Hay que reconocer que Jesús sabía decir las cosas. Sencillamente contaba historias. Él no se dirigía a nadie en especial. En esta ocasión ni siquiera decía que todos los fariseos fuesen como el de la historia. Él sólo contaba la historia de “un” fariseo. El protagonistas de su historia era un fariseo pero también había podido ser un cartero o un policía o un maestro o un soldado o un sacerdote o… Y podemos seguir poniendo todas las profesiones del mundo. Porque en todas las profesiones hay gente que se siente muy seguro de sí mismo. Y que, no sabemos si para sentirse aún más seguros de sí mismos terminan despreciando a los demás y mirándolos de arriba a abajo. Repito. No estoy seguro de si se sienten seguros de sí mismos y por eso desprecian a los demás o si desprecian a los demás para poderse sentir seguros de sí mismos.

Lo malo no es sentirse seguro. Lo malo es despreciar a los demás, tanto si es consecuencia como si es causa de la seguridad propia. Porque los demás son hermanos y hermanas. En este mundo todos estamos al mismo nivel. Todos cargamos con nuestras miserias –y esos que se sienten tan seguros de sí mismos también las llevan consigo, aunque a veces no quieran  mirarlas, las nieguen o las escondan bajo tierra–. La verdad es que todos tenemos el tejado de cristal. Ya lo dijo Jesús, cuando lo de la pecadora a la que querían lapidar: “El que esté libre de pecado, que tire la primera piedra.” Y todos se fueron.
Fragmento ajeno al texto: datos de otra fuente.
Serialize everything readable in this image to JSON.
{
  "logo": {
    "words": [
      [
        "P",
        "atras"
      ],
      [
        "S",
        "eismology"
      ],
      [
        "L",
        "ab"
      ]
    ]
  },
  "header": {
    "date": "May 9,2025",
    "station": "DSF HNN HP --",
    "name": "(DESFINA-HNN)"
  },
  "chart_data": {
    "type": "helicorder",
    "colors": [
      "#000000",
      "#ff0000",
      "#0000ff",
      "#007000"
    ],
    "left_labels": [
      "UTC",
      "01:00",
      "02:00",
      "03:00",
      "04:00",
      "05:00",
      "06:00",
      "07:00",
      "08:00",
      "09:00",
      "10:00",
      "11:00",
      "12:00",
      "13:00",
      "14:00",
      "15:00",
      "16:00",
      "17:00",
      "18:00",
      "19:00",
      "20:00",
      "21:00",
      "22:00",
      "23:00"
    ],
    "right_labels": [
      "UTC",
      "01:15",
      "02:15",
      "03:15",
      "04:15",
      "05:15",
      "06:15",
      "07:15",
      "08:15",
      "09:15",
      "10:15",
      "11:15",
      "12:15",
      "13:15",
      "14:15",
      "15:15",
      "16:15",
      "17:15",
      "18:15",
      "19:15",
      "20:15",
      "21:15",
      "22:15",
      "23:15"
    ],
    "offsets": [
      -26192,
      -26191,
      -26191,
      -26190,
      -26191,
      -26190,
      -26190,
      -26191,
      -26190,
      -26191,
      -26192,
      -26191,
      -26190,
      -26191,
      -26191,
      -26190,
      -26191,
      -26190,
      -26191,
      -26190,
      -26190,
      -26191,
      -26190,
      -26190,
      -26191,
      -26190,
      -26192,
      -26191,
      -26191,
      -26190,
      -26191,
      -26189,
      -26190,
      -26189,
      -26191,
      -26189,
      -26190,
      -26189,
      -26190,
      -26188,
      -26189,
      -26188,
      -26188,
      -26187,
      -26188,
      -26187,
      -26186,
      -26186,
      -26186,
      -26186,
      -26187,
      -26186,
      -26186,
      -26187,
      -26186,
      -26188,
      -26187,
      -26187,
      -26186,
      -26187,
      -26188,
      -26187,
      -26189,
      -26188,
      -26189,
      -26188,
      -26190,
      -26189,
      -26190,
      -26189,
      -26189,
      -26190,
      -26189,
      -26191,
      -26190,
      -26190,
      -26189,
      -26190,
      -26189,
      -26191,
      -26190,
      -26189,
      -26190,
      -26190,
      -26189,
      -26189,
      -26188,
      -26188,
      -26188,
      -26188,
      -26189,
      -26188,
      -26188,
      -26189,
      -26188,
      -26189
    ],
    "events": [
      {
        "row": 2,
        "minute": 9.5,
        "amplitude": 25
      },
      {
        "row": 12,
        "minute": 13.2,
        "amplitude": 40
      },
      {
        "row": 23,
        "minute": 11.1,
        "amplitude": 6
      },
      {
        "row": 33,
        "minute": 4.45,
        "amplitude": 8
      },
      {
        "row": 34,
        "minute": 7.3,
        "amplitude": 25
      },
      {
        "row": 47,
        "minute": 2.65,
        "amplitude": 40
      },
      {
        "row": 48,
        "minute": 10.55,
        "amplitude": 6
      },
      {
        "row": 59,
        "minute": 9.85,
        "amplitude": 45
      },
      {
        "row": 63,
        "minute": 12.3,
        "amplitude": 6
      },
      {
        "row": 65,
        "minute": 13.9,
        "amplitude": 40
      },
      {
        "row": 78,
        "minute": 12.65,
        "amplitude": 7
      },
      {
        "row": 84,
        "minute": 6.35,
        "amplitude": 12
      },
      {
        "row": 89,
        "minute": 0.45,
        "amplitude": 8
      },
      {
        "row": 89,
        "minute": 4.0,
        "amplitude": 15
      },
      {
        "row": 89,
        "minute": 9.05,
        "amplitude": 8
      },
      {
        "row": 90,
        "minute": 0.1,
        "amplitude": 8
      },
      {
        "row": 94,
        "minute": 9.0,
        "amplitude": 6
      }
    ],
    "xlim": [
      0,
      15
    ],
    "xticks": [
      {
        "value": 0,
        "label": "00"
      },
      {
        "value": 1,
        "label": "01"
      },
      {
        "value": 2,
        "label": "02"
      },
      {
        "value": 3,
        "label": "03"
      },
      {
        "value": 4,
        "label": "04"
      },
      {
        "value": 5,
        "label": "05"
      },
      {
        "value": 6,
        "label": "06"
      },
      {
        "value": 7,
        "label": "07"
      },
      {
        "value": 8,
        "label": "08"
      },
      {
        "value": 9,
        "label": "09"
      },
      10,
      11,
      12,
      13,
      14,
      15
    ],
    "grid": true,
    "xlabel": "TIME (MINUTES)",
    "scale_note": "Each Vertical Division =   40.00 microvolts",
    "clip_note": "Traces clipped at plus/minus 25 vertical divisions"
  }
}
Pero lo más importante, lo que de verdad nos une, no es la miseria que todos llevamos consigo, no es nuestra historia personal de errores y meteduras de pata. Lo que realmente nos une es que somos creación de Dios, hechura de sus manos, creación gratuita de su amor generoso, dignísimos destinatarios de su misericordia, de su amor, de su perdón. Eso es lo más importante que tenemos. Todo eso hace de nosotros una familia. Eso ciertamente es lo único que nos puede hacer sentir seguros de nosotros mismos: que Dios nos ha mirado con buenos ojos, que nos ama, que desea nuestra vida. A mí y a todos los demás. Que tiene para nosotros toda la misericordia y compasión del mundo. Para mí y para mis hermanos y hermanas. Ahí nace la verdadera auto-estima y la posibilidad de sentirnos seguros. Sin ninguna necesidad, por supuesto, de despreciar a los demás ni de sentirnos más que nadie.